Tuesday 10 June 2014

How mining firms are milking Tanzania dry

As Tanzanians wait for the 2014/15 national budget with bated breath, a new report shows that the government loses about $248 million (Sh415 billion) annually in tax revenue through misinvoicing by mining companies alone.

Falling revenue in the current financial year has led to speculation that the government will raise taxes and impose new ones on consumers in its budget proposals to be tabled in Parliament on Thursday.
Although wide ranging in scope, the Global Financial Integrity (GFI) report fingers Tanzania’s mining sector as a major culprit in over-invoicing, which accounts for a big chunk of the estimated $1.87 billion the country loses each year through the malpractice.

Experts argue that if the government clamps down on tax fraud, the money saved could be enough to finance a significant portion of the Sh18 trillion-plus budget plan.
MPs have been debating ministerial budgets in Dodoma in the past fortnight during which they put the government to task over budget plans that are not implemented.

A number of lawmakers have warned that they will not approve the budget proposals to be tabled by Finance minister Saada Mkuya without assurances on how the government plans to raise the money.

Details of the GFI report focusing on the mining sector have been released by the US-based International Centre for Investigative Journalism (ICIJ).Reports on how mining companies have been ripping the country off over the years are not new, but the fresh details should add credence to claims that not enough is being done to deal with tax cheats.This is happening despite Tanzania being a signatory to the Extractive Industries Transparency Initiative (Teiti), which aims to increase transparency in the mining tax regime. Teiti is set to release its fourth report later this month. Teiti coordinator Athuman Kwariko was last week quoted as saying the initiative had played a pivotal role in the doubling of revenue from the extractive industry to Sh800 billion.

But since the GFI report was released, neither the Tanzania Chamber of Minerals nor individual mining companies have commented on the findings.Illicit flows and secretive tax practices are robbing many nations, particularly in Africa, of riches that could go towards development and stability, according to the report.
GFI says developing countries lose about $424 billion each year when importers and exporters mislead governments about the value of goods and services.

This dishonesty – known as trade misinvoicing – accounts for nearly 80 per cent of all the money that developing countries lose each year through illegal means.
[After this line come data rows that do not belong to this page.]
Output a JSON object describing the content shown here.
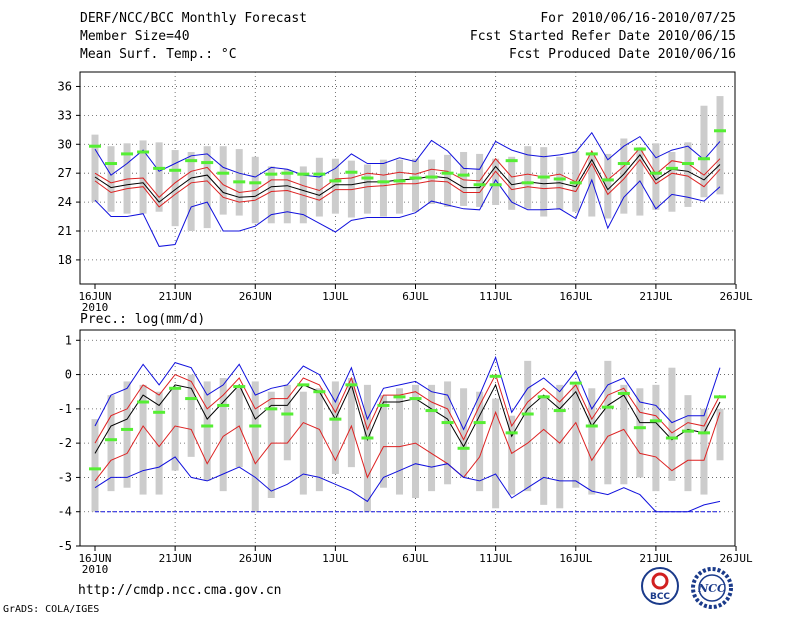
{
  "header": {
    "title": "DERF/NCC/BCC Monthly Forecast",
    "member_size": "Member Size=40",
    "variable": "Mean Surf. Temp.: °C",
    "period": "For 2010/06/16-2010/07/25",
    "started": "Fcst Started Refer Date 2010/06/15",
    "produced": "Fcst Produced Date 2010/06/16"
  },
  "footer": {
    "url": "http://cmdp.ncc.cma.gov.cn",
    "grads": "GrADS: COLA/IGES",
    "logo_bcc": "BCC",
    "logo_ncc": "NCC"
  },
  "colors": {
    "bar": "#cccccc",
    "median": "#55ee33",
    "mean": "#000000",
    "inner": "#dd2222",
    "outer": "#1111dd",
    "floor": "#1111dd"
  },
  "chart_data": [
    {
      "type": "line",
      "title": "Mean Surf. Temp.: °C",
      "x_ticks": [
        "16JUN",
        "21JUN",
        "26JUN",
        "1JUL",
        "6JUL",
        "11JUL",
        "16JUL",
        "21JUL",
        "26JUL"
      ],
      "x_sublabel": "2010",
      "y_ticks": [
        18,
        21,
        24,
        27,
        30,
        33,
        36
      ],
      "ylim": [
        15.5,
        37.5
      ],
      "days": 40,
      "bar_top": [
        31.0,
        29.8,
        30.1,
        30.4,
        30.2,
        29.4,
        29.2,
        29.8,
        29.8,
        29.5,
        28.7,
        27.7,
        27.4,
        27.7,
        28.6,
        28.5,
        28.3,
        27.9,
        28.4,
        28.4,
        28.5,
        28.4,
        28.9,
        29.2,
        29.0,
        28.5,
        28.7,
        29.8,
        29.7,
        28.7,
        29.3,
        28.9,
        29.0,
        30.6,
        29.7,
        30.1,
        29.2,
        30.2,
        34.0,
        35.0
      ],
      "bar_bottom": [
        24.0,
        23.0,
        22.8,
        22.8,
        23.0,
        21.5,
        21.0,
        21.3,
        22.7,
        22.6,
        21.8,
        21.8,
        21.8,
        21.8,
        22.5,
        22.8,
        22.4,
        22.8,
        22.5,
        22.8,
        23.0,
        23.8,
        23.5,
        23.6,
        23.5,
        23.7,
        23.2,
        23.3,
        22.5,
        23.2,
        23.0,
        22.5,
        22.3,
        22.8,
        22.6,
        23.2,
        23.0,
        23.5,
        24.5,
        24.8
      ],
      "series": [
        {
          "name": "median",
          "values": [
            29.8,
            28.0,
            29.0,
            29.2,
            27.5,
            27.3,
            28.3,
            28.1,
            27.0,
            26.1,
            26.0,
            26.9,
            27.0,
            26.9,
            26.9,
            26.2,
            27.1,
            26.5,
            26.1,
            26.2,
            26.5,
            26.6,
            27.0,
            26.8,
            25.8,
            25.8,
            28.3,
            26.0,
            26.6,
            26.4,
            26.0,
            29.0,
            26.3,
            28.0,
            29.5,
            27.0,
            27.5,
            28.0,
            28.5,
            31.4
          ]
        },
        {
          "name": "outer_upper",
          "values": [
            29.5,
            26.8,
            28.0,
            29.4,
            27.2,
            28.0,
            28.8,
            29.0,
            27.6,
            27.0,
            26.6,
            27.6,
            27.4,
            26.8,
            26.6,
            27.5,
            29.0,
            28.0,
            28.0,
            28.6,
            28.2,
            30.4,
            29.3,
            27.5,
            27.4,
            30.3,
            29.4,
            28.9,
            28.7,
            28.9,
            29.2,
            31.2,
            28.4,
            29.8,
            30.8,
            28.6,
            29.4,
            29.8,
            28.4,
            30.3
          ]
        },
        {
          "name": "inner_upper",
          "values": [
            27.0,
            26.0,
            26.4,
            26.5,
            24.5,
            26.0,
            27.2,
            27.6,
            25.8,
            25.0,
            25.2,
            26.3,
            26.3,
            25.7,
            25.2,
            26.4,
            26.5,
            27.0,
            26.8,
            27.1,
            26.9,
            27.4,
            27.2,
            26.3,
            26.2,
            28.5,
            26.6,
            26.9,
            26.6,
            26.9,
            26.1,
            29.3,
            26.3,
            27.7,
            29.6,
            26.9,
            28.3,
            28.0,
            26.8,
            28.5
          ]
        },
        {
          "name": "mean",
          "values": [
            26.6,
            25.5,
            25.8,
            26.0,
            24.0,
            25.3,
            26.5,
            26.8,
            25.0,
            24.5,
            24.6,
            25.6,
            25.7,
            25.2,
            24.7,
            25.8,
            25.8,
            26.1,
            26.1,
            26.3,
            26.4,
            26.7,
            26.5,
            25.5,
            25.5,
            27.7,
            25.8,
            26.1,
            25.9,
            26.0,
            25.6,
            28.4,
            25.3,
            26.9,
            28.9,
            26.3,
            27.4,
            27.2,
            26.3,
            27.9
          ]
        },
        {
          "name": "inner_lower",
          "values": [
            26.2,
            25.0,
            25.4,
            25.6,
            23.5,
            24.8,
            26.0,
            26.2,
            24.5,
            24.0,
            24.2,
            25.1,
            25.2,
            24.7,
            24.2,
            25.3,
            25.3,
            25.6,
            25.7,
            25.9,
            25.9,
            26.2,
            26.1,
            25.0,
            25.0,
            27.2,
            25.3,
            25.6,
            25.4,
            25.5,
            25.1,
            28.0,
            24.8,
            26.4,
            28.4,
            25.9,
            27.0,
            26.7,
            25.6,
            27.4
          ]
        },
        {
          "name": "outer_lower",
          "values": [
            24.2,
            22.5,
            22.5,
            22.8,
            19.4,
            19.6,
            23.5,
            24.0,
            21.0,
            21.0,
            21.5,
            22.7,
            23.0,
            22.7,
            21.8,
            20.9,
            22.1,
            22.4,
            22.4,
            22.4,
            22.9,
            24.1,
            23.7,
            23.3,
            23.2,
            26.3,
            24.0,
            23.2,
            23.2,
            23.3,
            22.3,
            26.3,
            21.3,
            24.5,
            26.2,
            23.3,
            24.8,
            24.5,
            24.1,
            25.6
          ]
        }
      ]
    },
    {
      "type": "line",
      "title": "Prec.: log(mm/d)",
      "x_ticks": [
        "16JUN",
        "21JUN",
        "26JUN",
        "1JUL",
        "6JUL",
        "11JUL",
        "16JUL",
        "21JUL",
        "26JUL"
      ],
      "x_sublabel": "2010",
      "y_ticks": [
        -5,
        -4,
        -3,
        -2,
        -1,
        0,
        1
      ],
      "ylim": [
        -5,
        1.3
      ],
      "days": 40,
      "floor": -4,
      "bar_top": [
        -1.3,
        -0.6,
        -0.2,
        -0.3,
        -0.5,
        -0.4,
        0.0,
        -0.2,
        -0.1,
        -0.4,
        -0.2,
        -0.5,
        -0.3,
        -0.5,
        -0.4,
        -0.2,
        -0.1,
        -0.3,
        -0.6,
        -0.4,
        -0.3,
        -0.3,
        -0.2,
        -0.4,
        -0.5,
        -0.7,
        -1.2,
        0.4,
        -0.6,
        -0.3,
        -0.3,
        -0.4,
        0.4,
        -0.3,
        -0.4,
        -0.3,
        0.2,
        -0.6,
        -1.0,
        -1.0
      ],
      "bar_bottom": [
        -4.0,
        -3.4,
        -3.3,
        -3.5,
        -3.5,
        -2.8,
        -2.4,
        -3.1,
        -3.4,
        -2.7,
        -4.0,
        -3.6,
        -2.5,
        -3.5,
        -3.4,
        -2.9,
        -2.7,
        -4.0,
        -3.3,
        -3.5,
        -3.6,
        -3.4,
        -3.2,
        -3.0,
        -3.4,
        -3.9,
        -3.5,
        -3.4,
        -3.8,
        -3.9,
        -3.3,
        -3.5,
        -3.2,
        -3.2,
        -3.0,
        -3.4,
        -3.1,
        -3.4,
        -3.5,
        -2.5
      ],
      "series": [
        {
          "name": "median",
          "values": [
            -2.75,
            -1.9,
            -1.6,
            -0.8,
            -1.1,
            -0.4,
            -0.7,
            -1.5,
            -0.9,
            -0.35,
            -1.5,
            -1.0,
            -1.15,
            -0.3,
            -0.5,
            -1.3,
            -0.3,
            -1.85,
            -0.9,
            -0.65,
            -0.7,
            -1.05,
            -1.4,
            -2.15,
            -1.4,
            -0.05,
            -1.7,
            -1.15,
            -0.65,
            -1.05,
            -0.25,
            -1.5,
            -0.95,
            -0.55,
            -1.55,
            -1.35,
            -1.85,
            -1.65,
            -1.7,
            -0.65
          ]
        },
        {
          "name": "outer_upper",
          "values": [
            -1.5,
            -0.6,
            -0.4,
            0.3,
            -0.3,
            0.35,
            0.2,
            -0.6,
            -0.3,
            0.3,
            -0.6,
            -0.4,
            -0.3,
            0.25,
            0.0,
            -0.8,
            0.2,
            -1.3,
            -0.4,
            -0.3,
            -0.2,
            -0.5,
            -0.6,
            -1.6,
            -0.6,
            0.5,
            -1.1,
            -0.4,
            -0.1,
            -0.5,
            0.1,
            -1.0,
            -0.3,
            -0.1,
            -0.8,
            -0.9,
            -1.4,
            -1.2,
            -1.2,
            0.2
          ]
        },
        {
          "name": "inner_upper",
          "values": [
            -2.0,
            -1.2,
            -1.0,
            -0.3,
            -0.6,
            0.0,
            -0.2,
            -1.0,
            -0.6,
            -0.1,
            -1.0,
            -0.7,
            -0.7,
            -0.1,
            -0.3,
            -1.1,
            -0.1,
            -1.6,
            -0.6,
            -0.6,
            -0.5,
            -0.8,
            -1.0,
            -1.9,
            -0.9,
            0.0,
            -1.5,
            -0.8,
            -0.4,
            -0.8,
            -0.3,
            -1.3,
            -0.6,
            -0.4,
            -1.1,
            -1.2,
            -1.7,
            -1.4,
            -1.5,
            -0.6
          ]
        },
        {
          "name": "mean",
          "values": [
            -2.3,
            -1.5,
            -1.3,
            -0.6,
            -0.9,
            -0.3,
            -0.4,
            -1.3,
            -0.8,
            -0.3,
            -1.3,
            -0.9,
            -0.9,
            -0.3,
            -0.5,
            -1.3,
            -0.3,
            -1.9,
            -0.8,
            -0.8,
            -0.7,
            -1.0,
            -1.3,
            -2.1,
            -1.2,
            -0.3,
            -1.8,
            -1.0,
            -0.6,
            -1.0,
            -0.5,
            -1.5,
            -0.9,
            -0.6,
            -1.4,
            -1.4,
            -1.9,
            -1.6,
            -1.7,
            -0.8
          ]
        },
        {
          "name": "inner_lower",
          "values": [
            -3.1,
            -2.5,
            -2.3,
            -1.5,
            -2.1,
            -1.5,
            -1.6,
            -2.6,
            -1.8,
            -1.5,
            -2.6,
            -2.0,
            -2.0,
            -1.4,
            -1.6,
            -2.5,
            -1.5,
            -3.0,
            -2.1,
            -2.1,
            -2.0,
            -2.3,
            -2.6,
            -3.0,
            -2.4,
            -1.1,
            -2.3,
            -2.0,
            -1.6,
            -2.0,
            -1.4,
            -2.5,
            -1.8,
            -1.6,
            -2.3,
            -2.4,
            -2.8,
            -2.5,
            -2.5,
            -1.1
          ]
        },
        {
          "name": "outer_lower",
          "values": [
            -3.3,
            -3.0,
            -3.0,
            -2.8,
            -2.7,
            -2.4,
            -3.0,
            -3.1,
            -2.9,
            -2.7,
            -3.0,
            -3.4,
            -3.2,
            -2.9,
            -3.0,
            -3.2,
            -3.4,
            -3.7,
            -3.0,
            -2.8,
            -2.6,
            -2.7,
            -2.6,
            -3.0,
            -3.1,
            -2.9,
            -3.6,
            -3.3,
            -3.0,
            -3.1,
            -3.1,
            -3.4,
            -3.5,
            -3.3,
            -3.5,
            -4.0,
            -4.0,
            -4.0,
            -3.8,
            -3.7
          ]
        }
      ]
    }
  ]
}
Trade misinvoicing occurs when companies charge too much (over-invoicing) or too little (under-invoicing) for imports or exports. Depending on the laws in place, this allows companies to pay less in taxes or receive more generous government assistance.

“Mining companies could be over-inflating their import costs to shift capital out of Tanzania illicitly with the added kick-back of lower taxable income due to artificially inflated inputs,” the GFI report says.
The Citizen could not independently verify the authenticity of the data, but judging from the figure mentioned, the amount lost during the past 11 years amounts to over $2.48 billion.

The report estimates that the government misses out on about $248 million per year in tax revenue from mining companies as a result – a substantial amount for a country in need of funds for development.
Weak governance and companies seeking to reduce their taxes are not the only players in this game. GFI found that most of Tanzania’s misinvoiced trade is with Switzerland and Singapore – two reputed tax havens.
Only six per cent of Tanzania’s imports come from Switzerland and Singapore, yet the countries accounted for 67 per cent of Tanzania’s total import misinvoicing over ten years.